Hi Guys,
I currently have 8 HP ProLiant DL580 G7's (Running with 4 X Intel Xeon X7560 @ 2.27Ghz (64 logical processors) and 64 GB RAM) hosts running ESXi 4.1.0 Build 260247 in a HA and Semi-Automated DRS cluster.
In the past month we have had 3 of these hosts randomly disconnect from Virtaul Center (a VM running on one of the hosts) and when I go in to reconnect them, it fails with the following error: "Cannot contact the specified host. The host may not be available on the network, a network configuration problem may exist, or the management services on this host may not be responding."
Steps I have taken to resolve this issue:
1. Tried simply right-clicking the disconnected host and clicking connect, which is when I get the aforementioned error.
2. Logged into the ILO of the hosts and tried restarting management agents, which is when the host froze and I had to turn the machine off and back on via the ILO.
Of the 3 servers, only 1 ever had an actual hardware issue. One of the hosts had a bad RAM Cache Module which needed to be replaced. It has since been replaced.
The first time I called VMware support, I had already hard booted the host and brought it and all the VMs up. When I told them this, they told me that since we are running ESXi, whenever the server is rebooted it clears out all the logs. First of all, is this actually true? Am I missing some way to export those logs to another location? Because that seems like a very bad model to me, but perhaps I just don't understand how I'm supposed to be getting these logs off.
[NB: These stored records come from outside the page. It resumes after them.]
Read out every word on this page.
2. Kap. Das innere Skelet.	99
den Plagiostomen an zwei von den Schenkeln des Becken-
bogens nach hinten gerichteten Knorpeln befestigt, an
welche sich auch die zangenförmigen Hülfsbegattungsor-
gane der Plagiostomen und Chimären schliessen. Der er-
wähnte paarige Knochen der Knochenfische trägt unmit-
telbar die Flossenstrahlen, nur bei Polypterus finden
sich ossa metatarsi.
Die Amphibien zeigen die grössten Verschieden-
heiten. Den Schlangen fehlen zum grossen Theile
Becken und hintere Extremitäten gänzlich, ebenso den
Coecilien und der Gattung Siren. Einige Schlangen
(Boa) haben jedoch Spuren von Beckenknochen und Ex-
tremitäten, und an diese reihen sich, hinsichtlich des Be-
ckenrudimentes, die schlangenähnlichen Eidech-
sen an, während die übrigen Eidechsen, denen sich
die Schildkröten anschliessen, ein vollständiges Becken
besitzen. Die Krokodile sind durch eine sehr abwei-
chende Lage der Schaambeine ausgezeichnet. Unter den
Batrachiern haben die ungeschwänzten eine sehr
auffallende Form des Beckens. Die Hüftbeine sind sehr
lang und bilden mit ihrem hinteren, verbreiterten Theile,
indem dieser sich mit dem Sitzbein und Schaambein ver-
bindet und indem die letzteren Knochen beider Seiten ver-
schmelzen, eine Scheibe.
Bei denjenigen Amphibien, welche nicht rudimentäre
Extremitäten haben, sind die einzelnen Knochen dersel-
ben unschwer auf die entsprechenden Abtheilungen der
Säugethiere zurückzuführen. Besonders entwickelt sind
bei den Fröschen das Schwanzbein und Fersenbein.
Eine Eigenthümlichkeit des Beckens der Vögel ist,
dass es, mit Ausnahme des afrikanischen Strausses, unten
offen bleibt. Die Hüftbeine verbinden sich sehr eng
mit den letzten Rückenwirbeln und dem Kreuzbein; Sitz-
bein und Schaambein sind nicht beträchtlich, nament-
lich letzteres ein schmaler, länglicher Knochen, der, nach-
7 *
The second time I called VMware support for a different server than the first, the VMs were still up and running even though the host was disconnected, so I called support before I attempted to do anything. They went in and looked at logs and were seeing some errors that suggested there were some problems with reading the local disk. SO, the VMs which reside on a SAN, are still "running in memory" as he put it, but the host itself couldn't read the hard disks. I checked in the IML on the ILO and had a guy down in our datacenter check for LED lights and there was no warnings or hardware failures of any kind.
Last night, this happened on a 3rd host but when I logged into the ILO initially, the server was locked up and when I tried to RDP or SSH to any of the VMs on the host I couldn't, so I'm not sure if was a different issue.
This has happened on the first server 3 or 4 times, the second server 2 times, and now it happened again on this 3rd server.
One thing I read in a community post was I need to specify the vCenter server managed IP in Virtual Center. That had not been done, so I did that.
SO, to sum it all up, has anybody ever experienced this before? Random disconnects without being able to reconnect? And if anybody can shed some light on the log situation for me, that would be great as well.
Thanks guys, sorry for the russian novel post.
James